棟梁は、大工だけでなく、あらゆる職人を束ねなくてはいけません。ありとあらゆる人の苦しみを知っていなくてはいけないのです。

みなさんの上司、会社の経営陣、政治家…みなさんの苦しみがわかっているのでしょうか?

→法隆寺棟梁に伝わる口伝
百工あれば百念あり。一つにする器量のない者は、自分の不徳を知って、棟梁の座を去れ

個性を見抜く
木は一本一本に個性があり、ひとつとして同じ物はありません。強い木もあれば弱い木もある。その質を見抜き、それぞれを使える所に使うそうです。

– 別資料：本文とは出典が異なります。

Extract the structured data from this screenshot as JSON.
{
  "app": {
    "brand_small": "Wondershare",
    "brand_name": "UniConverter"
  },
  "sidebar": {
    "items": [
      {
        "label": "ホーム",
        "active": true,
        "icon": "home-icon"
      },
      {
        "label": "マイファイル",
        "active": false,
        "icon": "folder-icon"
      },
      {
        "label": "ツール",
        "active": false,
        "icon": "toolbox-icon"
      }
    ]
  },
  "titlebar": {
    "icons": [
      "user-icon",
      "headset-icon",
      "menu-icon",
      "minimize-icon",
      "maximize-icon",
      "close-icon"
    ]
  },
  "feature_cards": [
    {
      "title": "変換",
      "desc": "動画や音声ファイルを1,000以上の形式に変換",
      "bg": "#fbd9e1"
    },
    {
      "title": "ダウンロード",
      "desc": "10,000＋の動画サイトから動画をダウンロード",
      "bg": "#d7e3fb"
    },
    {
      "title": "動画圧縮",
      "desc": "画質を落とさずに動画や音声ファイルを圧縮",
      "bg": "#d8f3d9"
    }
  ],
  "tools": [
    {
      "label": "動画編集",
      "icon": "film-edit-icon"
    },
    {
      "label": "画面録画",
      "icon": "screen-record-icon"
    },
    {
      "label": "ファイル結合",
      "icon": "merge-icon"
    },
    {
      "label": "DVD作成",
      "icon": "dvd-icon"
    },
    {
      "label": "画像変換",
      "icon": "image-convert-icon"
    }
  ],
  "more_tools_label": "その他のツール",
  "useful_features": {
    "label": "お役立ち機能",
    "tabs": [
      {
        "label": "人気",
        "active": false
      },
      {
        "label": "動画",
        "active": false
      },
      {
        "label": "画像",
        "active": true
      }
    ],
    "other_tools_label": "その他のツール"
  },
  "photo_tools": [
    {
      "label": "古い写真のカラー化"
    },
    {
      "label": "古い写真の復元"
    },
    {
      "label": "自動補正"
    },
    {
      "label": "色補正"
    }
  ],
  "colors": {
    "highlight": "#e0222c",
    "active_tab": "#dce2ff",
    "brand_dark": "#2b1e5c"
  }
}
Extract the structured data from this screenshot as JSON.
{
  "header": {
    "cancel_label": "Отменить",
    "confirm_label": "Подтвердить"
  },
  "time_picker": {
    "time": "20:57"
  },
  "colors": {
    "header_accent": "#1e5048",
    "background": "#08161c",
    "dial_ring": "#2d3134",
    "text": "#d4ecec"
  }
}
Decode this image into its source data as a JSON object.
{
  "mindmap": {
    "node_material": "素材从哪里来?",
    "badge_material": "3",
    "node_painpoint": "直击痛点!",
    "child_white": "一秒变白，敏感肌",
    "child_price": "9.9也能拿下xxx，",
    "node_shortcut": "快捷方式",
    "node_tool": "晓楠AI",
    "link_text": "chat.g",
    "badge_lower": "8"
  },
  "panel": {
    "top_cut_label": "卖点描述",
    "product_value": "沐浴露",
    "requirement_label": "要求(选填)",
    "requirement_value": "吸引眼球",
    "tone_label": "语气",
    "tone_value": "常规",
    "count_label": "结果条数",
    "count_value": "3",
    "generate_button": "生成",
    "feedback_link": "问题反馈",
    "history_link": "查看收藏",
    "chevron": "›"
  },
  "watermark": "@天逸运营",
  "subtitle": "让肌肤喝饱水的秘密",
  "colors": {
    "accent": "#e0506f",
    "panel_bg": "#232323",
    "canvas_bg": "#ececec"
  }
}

一方で、住宅などではなんでも規格に合わせて、同じようにします。これは、決していいことではないと棟梁は言います。

それぞれの個性を活かしてやらなくちゃいけませんな。そのためには、個性を見抜いて、のばしてやる。そういうことが忘れられてますな。

これは木だけの話ではないですね。学校、会社、社会そのものの話です。

全体を見る
個性を組み合わせてつくるから美しい
。逆に、規格品で全てが同じじゃおもしろくないし、美しくない。

学者が法隆寺にきて、何がいくつだとか寸法測るけど、全部違います。それ一個取り出しても、全体やつながりを見ないとわからないのです。

事前の段取り
作業がはじまる前の段取りの方が、棟梁は大変だと言います。逆に、

はじまってしまえば、自分の仕事を天職だと思ってる人たちがそれぞれやってくれるんですから、心配ないわけですな。

これってプロジェクトの進め方と、メンバーへの信頼と同じですね。


そうなんだ!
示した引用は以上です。